# Poulan Chainsaw - Excessive Chain Oil output



## Tamfan (Jun 20, 2010)

Hi folks!

I'm working on a Poulan Chainsaw (Mod #P3314 802260) that disperses a lot of chain oil.

What should I look for to stop this excessive flow?

Thanks for your help!

PL


----------



## 30yearTech (Sep 14, 2006)

What kind of oil is in the oiler tank? The oil pump is designed for bar and chain lube, which is basically 30wt oil with a tacking agent and friction reducing additives. If they are using a multi viscosity oil, it will feed it out faster. As far as I know, these pumps are not adjustable.


----------



## Tamfan (Jun 20, 2010)

30yearTech said:


> What kind of oil is in the oiler tank?

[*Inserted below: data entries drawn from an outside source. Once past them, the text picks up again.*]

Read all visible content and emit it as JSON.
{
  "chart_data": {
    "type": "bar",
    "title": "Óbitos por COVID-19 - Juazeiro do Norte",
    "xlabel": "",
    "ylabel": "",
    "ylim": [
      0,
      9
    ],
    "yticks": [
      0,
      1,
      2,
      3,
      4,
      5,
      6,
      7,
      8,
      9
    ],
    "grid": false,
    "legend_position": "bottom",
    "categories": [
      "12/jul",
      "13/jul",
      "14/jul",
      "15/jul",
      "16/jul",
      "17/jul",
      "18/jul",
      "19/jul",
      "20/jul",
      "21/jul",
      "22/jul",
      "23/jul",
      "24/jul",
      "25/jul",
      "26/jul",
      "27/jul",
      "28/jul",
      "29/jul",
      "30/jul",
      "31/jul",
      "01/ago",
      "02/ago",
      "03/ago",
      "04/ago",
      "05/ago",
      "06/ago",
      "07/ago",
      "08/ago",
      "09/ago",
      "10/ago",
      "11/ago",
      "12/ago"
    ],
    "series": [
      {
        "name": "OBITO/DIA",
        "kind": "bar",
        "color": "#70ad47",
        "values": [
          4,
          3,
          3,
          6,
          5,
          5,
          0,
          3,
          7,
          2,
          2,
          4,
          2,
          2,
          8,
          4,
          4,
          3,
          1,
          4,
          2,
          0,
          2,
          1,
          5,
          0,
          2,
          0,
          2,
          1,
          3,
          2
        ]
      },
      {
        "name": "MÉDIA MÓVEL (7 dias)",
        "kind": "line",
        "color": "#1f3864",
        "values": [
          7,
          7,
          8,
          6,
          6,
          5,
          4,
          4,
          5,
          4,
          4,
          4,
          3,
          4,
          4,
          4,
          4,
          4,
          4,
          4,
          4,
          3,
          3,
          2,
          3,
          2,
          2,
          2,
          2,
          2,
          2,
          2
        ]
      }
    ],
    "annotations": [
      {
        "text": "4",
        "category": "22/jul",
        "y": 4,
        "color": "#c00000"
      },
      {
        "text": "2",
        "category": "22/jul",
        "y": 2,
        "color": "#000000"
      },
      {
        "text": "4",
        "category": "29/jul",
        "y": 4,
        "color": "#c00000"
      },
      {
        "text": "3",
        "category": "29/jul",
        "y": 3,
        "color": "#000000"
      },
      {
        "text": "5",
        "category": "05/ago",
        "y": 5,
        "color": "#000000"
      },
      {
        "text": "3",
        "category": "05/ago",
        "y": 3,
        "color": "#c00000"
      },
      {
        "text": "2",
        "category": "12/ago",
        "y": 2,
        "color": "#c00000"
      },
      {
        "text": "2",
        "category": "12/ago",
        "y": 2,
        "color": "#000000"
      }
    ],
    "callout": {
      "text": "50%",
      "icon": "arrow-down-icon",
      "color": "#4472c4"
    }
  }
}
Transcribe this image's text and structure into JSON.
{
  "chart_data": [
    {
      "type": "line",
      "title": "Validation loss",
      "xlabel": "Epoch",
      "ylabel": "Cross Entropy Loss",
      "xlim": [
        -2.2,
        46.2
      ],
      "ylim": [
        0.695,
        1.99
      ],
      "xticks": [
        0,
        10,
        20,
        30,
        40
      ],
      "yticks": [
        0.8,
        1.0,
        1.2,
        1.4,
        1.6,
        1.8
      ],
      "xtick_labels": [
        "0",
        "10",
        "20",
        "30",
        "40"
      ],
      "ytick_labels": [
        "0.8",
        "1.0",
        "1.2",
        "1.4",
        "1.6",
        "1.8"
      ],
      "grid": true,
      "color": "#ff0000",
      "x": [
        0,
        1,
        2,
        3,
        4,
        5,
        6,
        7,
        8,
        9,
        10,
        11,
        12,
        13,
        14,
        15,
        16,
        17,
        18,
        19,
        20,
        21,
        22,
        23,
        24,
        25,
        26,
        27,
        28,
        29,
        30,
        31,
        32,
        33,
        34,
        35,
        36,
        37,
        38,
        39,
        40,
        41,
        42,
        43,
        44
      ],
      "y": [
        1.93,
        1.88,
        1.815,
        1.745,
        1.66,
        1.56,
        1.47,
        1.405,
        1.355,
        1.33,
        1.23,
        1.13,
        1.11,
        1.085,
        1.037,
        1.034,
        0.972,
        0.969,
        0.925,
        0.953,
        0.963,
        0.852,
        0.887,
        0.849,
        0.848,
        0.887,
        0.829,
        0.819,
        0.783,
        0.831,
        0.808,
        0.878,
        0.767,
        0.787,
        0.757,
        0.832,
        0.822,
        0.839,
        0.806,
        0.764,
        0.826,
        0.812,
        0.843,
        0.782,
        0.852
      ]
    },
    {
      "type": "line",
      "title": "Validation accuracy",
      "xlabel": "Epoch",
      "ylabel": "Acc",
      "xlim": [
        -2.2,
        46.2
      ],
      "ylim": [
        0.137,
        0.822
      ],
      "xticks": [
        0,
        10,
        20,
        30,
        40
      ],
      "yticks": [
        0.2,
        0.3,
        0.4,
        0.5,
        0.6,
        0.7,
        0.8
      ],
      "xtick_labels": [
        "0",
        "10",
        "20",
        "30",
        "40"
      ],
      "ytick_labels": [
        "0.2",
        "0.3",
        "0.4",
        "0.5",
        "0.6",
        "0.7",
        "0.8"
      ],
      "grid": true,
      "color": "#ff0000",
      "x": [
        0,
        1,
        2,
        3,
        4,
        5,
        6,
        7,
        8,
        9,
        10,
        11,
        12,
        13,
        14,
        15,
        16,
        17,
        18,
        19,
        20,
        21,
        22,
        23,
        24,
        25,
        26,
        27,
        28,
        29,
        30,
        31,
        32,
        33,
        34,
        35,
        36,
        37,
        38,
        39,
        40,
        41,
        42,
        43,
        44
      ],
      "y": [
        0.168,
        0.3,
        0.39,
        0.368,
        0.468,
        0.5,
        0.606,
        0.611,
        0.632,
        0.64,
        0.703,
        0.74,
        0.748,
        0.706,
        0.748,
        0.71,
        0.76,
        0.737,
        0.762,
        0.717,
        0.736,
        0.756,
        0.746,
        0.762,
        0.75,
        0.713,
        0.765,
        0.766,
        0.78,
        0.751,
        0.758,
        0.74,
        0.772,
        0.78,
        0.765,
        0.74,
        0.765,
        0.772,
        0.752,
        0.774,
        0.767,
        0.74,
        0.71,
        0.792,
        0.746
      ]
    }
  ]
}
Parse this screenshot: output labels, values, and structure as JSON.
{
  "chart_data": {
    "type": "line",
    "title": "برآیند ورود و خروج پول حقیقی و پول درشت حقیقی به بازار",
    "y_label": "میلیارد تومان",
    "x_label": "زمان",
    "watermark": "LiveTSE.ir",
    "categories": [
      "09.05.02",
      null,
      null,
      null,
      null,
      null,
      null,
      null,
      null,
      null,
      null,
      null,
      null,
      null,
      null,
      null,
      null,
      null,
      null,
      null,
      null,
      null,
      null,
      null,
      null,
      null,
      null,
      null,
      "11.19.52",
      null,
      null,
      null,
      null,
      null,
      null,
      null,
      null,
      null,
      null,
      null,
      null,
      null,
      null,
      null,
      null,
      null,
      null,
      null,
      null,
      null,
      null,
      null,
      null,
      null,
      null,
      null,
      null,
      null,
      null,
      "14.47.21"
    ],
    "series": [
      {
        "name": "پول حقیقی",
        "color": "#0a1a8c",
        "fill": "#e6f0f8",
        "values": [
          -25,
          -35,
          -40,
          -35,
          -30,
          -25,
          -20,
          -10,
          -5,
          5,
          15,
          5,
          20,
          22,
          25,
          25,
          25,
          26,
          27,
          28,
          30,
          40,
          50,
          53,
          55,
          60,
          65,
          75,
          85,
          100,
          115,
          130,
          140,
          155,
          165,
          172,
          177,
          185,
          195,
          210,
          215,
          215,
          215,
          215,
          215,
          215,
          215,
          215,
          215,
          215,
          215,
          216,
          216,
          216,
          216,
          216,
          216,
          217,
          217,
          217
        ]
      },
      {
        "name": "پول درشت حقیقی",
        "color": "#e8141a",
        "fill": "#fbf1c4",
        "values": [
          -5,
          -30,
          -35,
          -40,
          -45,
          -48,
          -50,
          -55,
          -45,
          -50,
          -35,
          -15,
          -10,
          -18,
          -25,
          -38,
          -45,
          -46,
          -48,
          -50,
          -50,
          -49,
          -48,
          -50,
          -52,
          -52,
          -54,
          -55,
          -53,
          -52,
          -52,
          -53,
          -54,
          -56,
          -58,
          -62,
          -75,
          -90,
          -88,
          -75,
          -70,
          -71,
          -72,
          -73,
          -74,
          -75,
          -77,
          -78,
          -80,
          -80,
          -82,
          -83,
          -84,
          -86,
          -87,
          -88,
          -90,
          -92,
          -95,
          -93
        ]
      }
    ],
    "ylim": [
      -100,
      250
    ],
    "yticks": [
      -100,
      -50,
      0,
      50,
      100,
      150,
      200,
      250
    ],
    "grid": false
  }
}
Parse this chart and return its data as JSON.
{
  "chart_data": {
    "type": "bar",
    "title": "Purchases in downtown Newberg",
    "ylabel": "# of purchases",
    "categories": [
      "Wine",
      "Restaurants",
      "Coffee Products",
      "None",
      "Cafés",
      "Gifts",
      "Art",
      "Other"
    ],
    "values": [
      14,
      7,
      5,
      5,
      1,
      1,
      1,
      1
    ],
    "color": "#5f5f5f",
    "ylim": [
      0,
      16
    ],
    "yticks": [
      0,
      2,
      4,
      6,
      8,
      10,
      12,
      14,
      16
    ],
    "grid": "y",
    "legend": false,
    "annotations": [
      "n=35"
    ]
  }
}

The oil pump is designed for bar and chain lube, which is basically 30wt oil with a tacking agent and friction reducing additives. If they are using a multi viscosity oil, it will feed it out faster. As far as I know, these pumps are not adjustable.


Thanks 30YT.
I'm going to drain the remaining oil from the tank and refill and test with fresh bar/chain lube and see if that makes a difference.

Thank again for your help!


----------



## Gary Alford (Nov 17, 2005)

*Re Saw*

Don't mean to be a smart Ass , but a better saw would help as most of these cheap saws leak oil like a cive, I have had more than not of these saws come in with floor dry in the saw case to absorb the oil.


----------